Les jeunes hommes ont été évoqués plus tôt. Il est assez compliqué de savoir si nous observons un effet d'âge ou un effet de génération. Nous allons effectivement retrouver des préoccupations de jeunes hommes parfois assez proches de celles des jeunes femmes, notamment en termes de conciliation entre vie professionnelle et vie personnelle. Dans les entretiens, les trentenaires ou jeunes quadragénaires peuvent exprimer plus d'intérêt pour cette question, y compris à titre personnel. Il y a probablement un effet durable de génération. Ces hommes sont plus souvent en couple avec des femmes ayant suivi des études et carrières proches des leurs. Le couple hétérosexuel homogame est peut-être le meilleur moteur d'égalité professionnelle. Les femmes sont de moins en moins peu diplômées et à l'écart du marché du travail dès la mise en couple. Néanmoins, il s'agit peut-être aussi d'un effet d'âge. À 30 ou 35 ans, les hommes font part d'aspiration à la vie familiale et à l'égalité des carrières entre les femmes et les hommes. Lorsque nous les revoyons à 40 ou 45 ans, nous sommes surpris de voir que dans ces couples, c'est encore la carrière professionnelle du conjoint homme qui passe en priorité. Quand ils nous expliquaient qu'un passage en cabinet ministériel était perçu comme une bonne opportunité, mais que c'était compliqué en termes de conciliation et de vie de famille, ils se dirigent tout de même vers ces carrières. Ils sont pris dans un conflit de loyauté entre des normes égalitaires auxquelles ils ont pu être socialisés et auxquelles ils ont pu adhérer sincèrement, et des normes professionnelles pour faire carrière, auxquelles ils ont également été socialisés, et auxquelles ils croient sincèrement. Si on leur propose d'aller en cabinet ministériel, il y a un conflit, qui est encore tranché en faveur de la carrière.

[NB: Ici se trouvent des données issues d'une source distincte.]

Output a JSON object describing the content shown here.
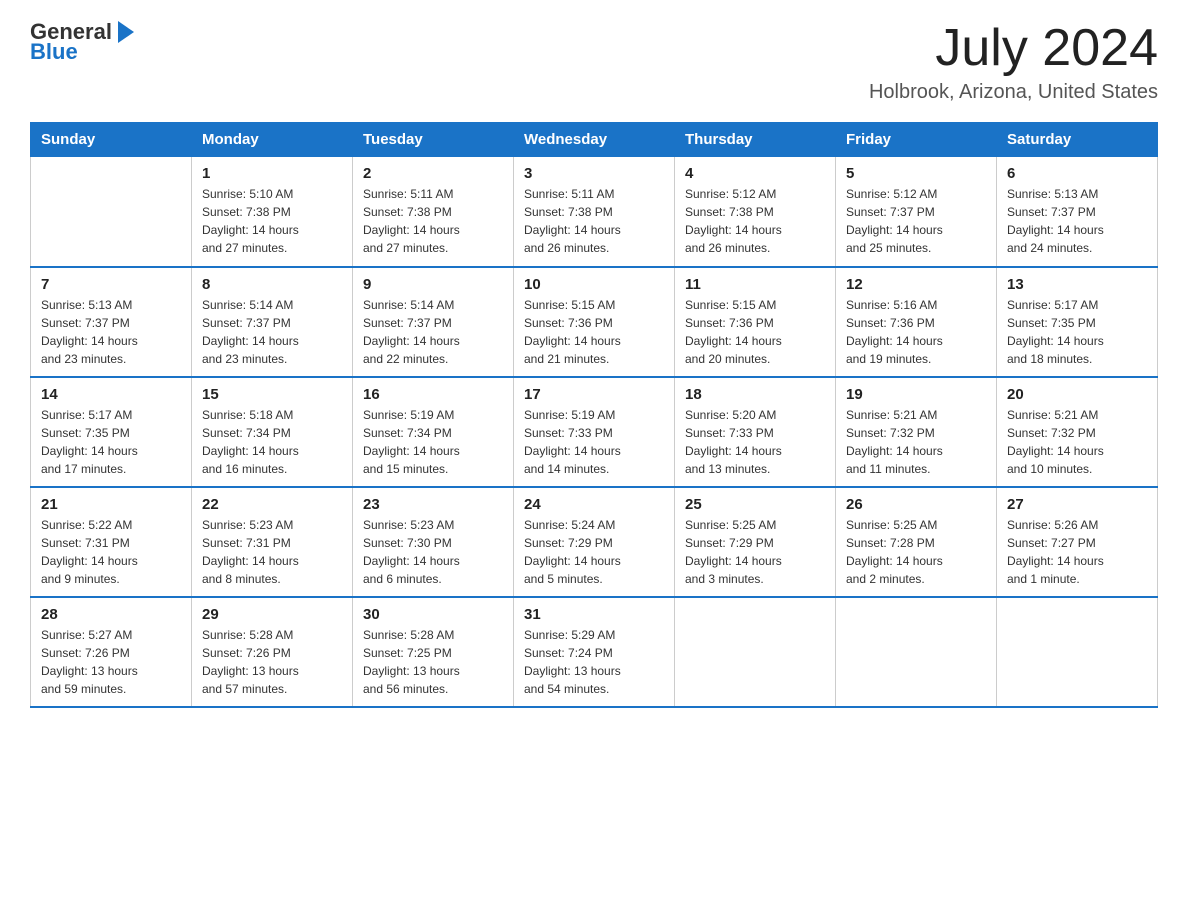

Le dispositif Sauvadet a eu deux effets positifs importants. Parce que c'est un quota qui fait parler, il rend visible le fait que l'égalité professionnelle est un enjeu dans la fonction publique en général, celle de l'État en particulier. Il permet aussi de ne pas écraser la courbe de féminisation de la haute fonction publique.
Je terminerai par une interrogation, voire une crainte. Sur la question des « talents », nous devons être attentifs. Les effets de corps peuvent avoir des effets négatifs pour les femmes, mais aussi des effets protecteurs lorsque celles-ci sont dans le corps. L'approche par talents peut avoir un effet pervers, qui n'est absolument pas propre à la fonction publique. Les parcours marginaux ou atypiques des hommes seront beaucoup plus facilement valorisés que ceux des femmes, qui doivent cocher les cases attendues des modèles de carrière dans leur secteur professionnel. Le talent, le génie, le charisme sont historiquement des notions favorables aux hommes. La plus grande attention doit être portée à ces sujets, notamment lorsqu'il s'agit de réformer les manières de faire carrière.